Angesichts der Beschreibung des Klägers durch den Gutachter, den Auskünften der behandelnden Ärzte, aus denen sich ergibt, dass gegenüber dem im Jahr 2006 bestehenden Zustand keine Verschlechterung eingetreten ist, den aus dem Verfahren S 12 R 116/06 beigezogenen Unterlagen und den sich aus der Verwaltungsakte der Beklagten ergebenden medizinischen Unterlagen - insbesondere auch dem Gutachten von Dr. Sp.-F. - ist der Senat zu der Überzeugung gelangt, dass der Kläger zumindest leichte Tätigkeiten auf dem allgemeinen Arbeitsmarkt noch mindestens sechs Stunden täglich verrichten kann. Dabei sind die bereits vom SG im Gerichtsbescheid vom 4. Dezember 2006 (S 12 R 116/06) benannten qualitativen Leistungseinschränkungen (siehe oben) zu beachten.
Hieraus ergeben sich weder schwere spezifische Leistungseinschränkungen noch stellen die qualitativen Leistungseinschränkungen eine Summierung ungewöhnlicher Leistungseinschränkungen (vgl. BSG, Urteil vom 11. März 1999 - B 13 RJ 71/97 R) dar. Auch Einschränkungen der Wegefähigkeit konnte der Senat nicht feststellen.

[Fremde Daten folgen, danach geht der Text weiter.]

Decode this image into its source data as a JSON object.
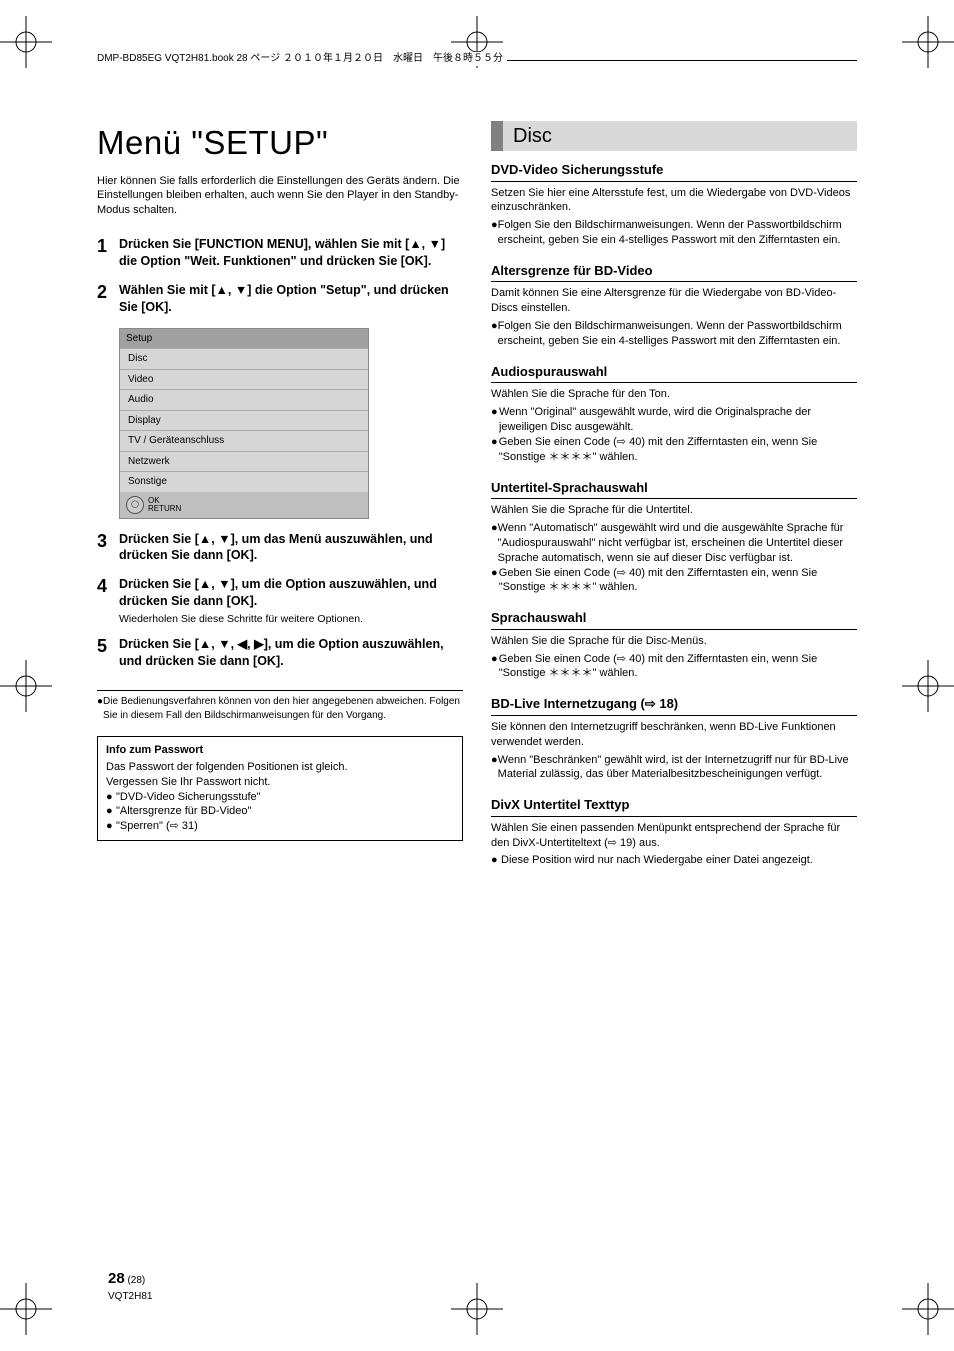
{
  "header": {
    "running_head": "DMP-BD85EG VQT2H81.book  28 ページ  ２０１０年１月２０日　水曜日　午後８時５５分"
  },
  "left": {
    "title": "Menü \"SETUP\"",
    "intro": "Hier können Sie falls erforderlich die Einstellungen des Geräts ändern. Die Einstellungen bleiben erhalten, auch wenn Sie den Player in den Standby-Modus schalten.",
    "steps": [
      {
        "n": "1",
        "bold": "Drücken Sie [FUNCTION MENU], wählen Sie mit [▲, ▼] die Option \"Weit. Funktionen\" und drücken Sie [OK]."
      },
      {
        "n": "2",
        "bold": "Wählen Sie mit [▲, ▼] die Option \"Setup\", und drücken Sie [OK]."
      },
      {
        "n": "3",
        "bold": "Drücken Sie [▲, ▼], um das Menü auszuwählen, und drücken Sie dann [OK]."
      },
      {
        "n": "4",
        "bold": "Drücken Sie [▲, ▼], um die Option auszuwählen, und drücken Sie dann [OK].",
        "small": "Wiederholen Sie diese Schritte für weitere Optionen."
      },
      {
        "n": "5",
        "bold": "Drücken Sie [▲, ▼, ◀, ▶], um die Option auszuwählen, und drücken Sie dann [OK]."
      }
    ],
    "menu": {
      "header": "Setup",
      "rows": [
        "Disc",
        "Video",
        "Audio",
        "Display",
        "TV / Geräteanschluss",
        "Netzwerk",
        "Sonstige"
      ],
      "ok": "OK",
      "return": "RETURN"
    },
    "note_lines": [
      "Die Bedienungsverfahren können von den hier angegebenen abweichen. Folgen Sie in diesem Fall den Bildschirmanweisungen für den Vorgang."
    ],
    "info_box": {
      "title": "Info zum Passwort",
      "lines": [
        "Das Passwort der folgenden Positionen ist gleich.",
        "Vergessen Sie Ihr Passwort nicht."
      ],
      "bullets": [
        "\"DVD-Video Sicherungsstufe\"",
        "\"Altersgrenze für BD-Video\"",
        "\"Sperren\" (⇨ 31)"
      ]
    }
  },
  "right": {
    "section_title": "Disc",
    "sections": [
      {
        "h": "DVD-Video Sicherungsstufe",
        "p": "Setzen Sie hier eine Altersstufe fest, um die Wiedergabe von DVD-Videos einzuschränken.",
        "bullets": [
          "Folgen Sie den Bildschirmanweisungen. Wenn der Passwortbildschirm erscheint, geben Sie ein 4-stelliges Passwort mit den Zifferntasten ein."
        ]
      },
      {
        "h": "Altersgrenze für BD-Video",
        "p": "Damit können Sie eine Altersgrenze für die Wiedergabe von BD-Video-Discs einstellen.",
        "bullets": [
          "Folgen Sie den Bildschirmanweisungen. Wenn der Passwortbildschirm erscheint, geben Sie ein 4-stelliges Passwort mit den Zifferntasten ein."
        ]
      },
      {
        "h": "Audiospurauswahl",
        "p": "Wählen Sie die Sprache für den Ton.",
        "bullets": [
          "Wenn \"Original\" ausgewählt wurde, wird die Originalsprache der jeweiligen Disc ausgewählt.",
          "Geben Sie einen Code (⇨ 40) mit den Zifferntasten ein, wenn Sie \"Sonstige ＊＊＊＊\" wählen."
        ]
      },
      {
        "h": "Untertitel-Sprachauswahl",
        "p": "Wählen Sie die Sprache für die Untertitel.",
        "bullets": [
          "Wenn \"Automatisch\" ausgewählt wird und die ausgewählte Sprache für \"Audiospurauswahl\" nicht verfügbar ist, erscheinen die Untertitel dieser Sprache automatisch, wenn sie auf dieser Disc verfügbar ist.",
          "Geben Sie einen Code (⇨ 40) mit den Zifferntasten ein, wenn Sie \"Sonstige ＊＊＊＊\" wählen."
        ]
      },
      {
        "h": "Sprachauswahl",
        "p": "Wählen Sie die Sprache für die Disc-Menüs.",
        "bullets": [
          "Geben Sie einen Code (⇨ 40) mit den Zifferntasten ein, wenn Sie \"Sonstige ＊＊＊＊\" wählen."
        ]
      },
      {
        "h": "BD-Live Internetzugang (⇨ 18)",
        "p": "Sie können den Internetzugriff beschränken, wenn BD-Live Funktionen verwendet werden.",
        "bullets": [
          "Wenn \"Beschränken\" gewählt wird, ist der Internetzugriff nur für BD-Live Material zulässig, das über Materialbesitzbescheinigungen verfügt."
        ]
      },
      {
        "h": "DivX Untertitel Texttyp",
        "p": "Wählen Sie einen passenden Menüpunkt entsprechend der Sprache für den DivX-Untertiteltext (⇨ 19) aus.",
        "bullets": [
          "Diese Position wird nur nach Wiedergabe einer Datei angezeigt."
        ]
      }
    ]
  },
  "footer": {
    "page_big": "28",
    "page_small": "(28)",
    "code": "VQT2H81"
  }
}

Der Senat ist zu der Überzeugung gelangt, dass der Kläger noch mindestens sechs Stunden täglich leichte Tätigkeiten auf dem allgemeinen Arbeitsmarkt - wenn auch unter Beachtung der genannten qualitativen Leistungseinschränkungen - verrichten kann. Mit diesem Leistungsvermögen ist er im Sinne des § 43 Abs. 3 SGB VI nicht erwerbsgemindert.
Da der Kläger zwar vor dem 2. Januar 1961 geboren ist, jedoch als ungelernter Lagerarbeiter, LKW-Fahrer und Staplerfahrer - unter Berücksichtigung der dargestellten qualitativen Leistungseinschränkungen - auf alle ungelernten leichten Tätigkeiten des allgemeinen Arbeitsmarktes verweisbar ist, bedarf es der Benennung konkreter Verweisungstätigkeiten nicht, sodass auch die Voraussetzungen der Gewährung einer Rente wegen teilweiser Erwerbsminderung bei Berufsunfähigkeit im Sinne des § 240 SGB VI nicht vorliegen.
Die Kostenentscheidung beruht auf § 193 SGG.
Gründe für die Zulassung der Revision liegen nicht vor (§ 160 Nr. 1 und 2 SGG).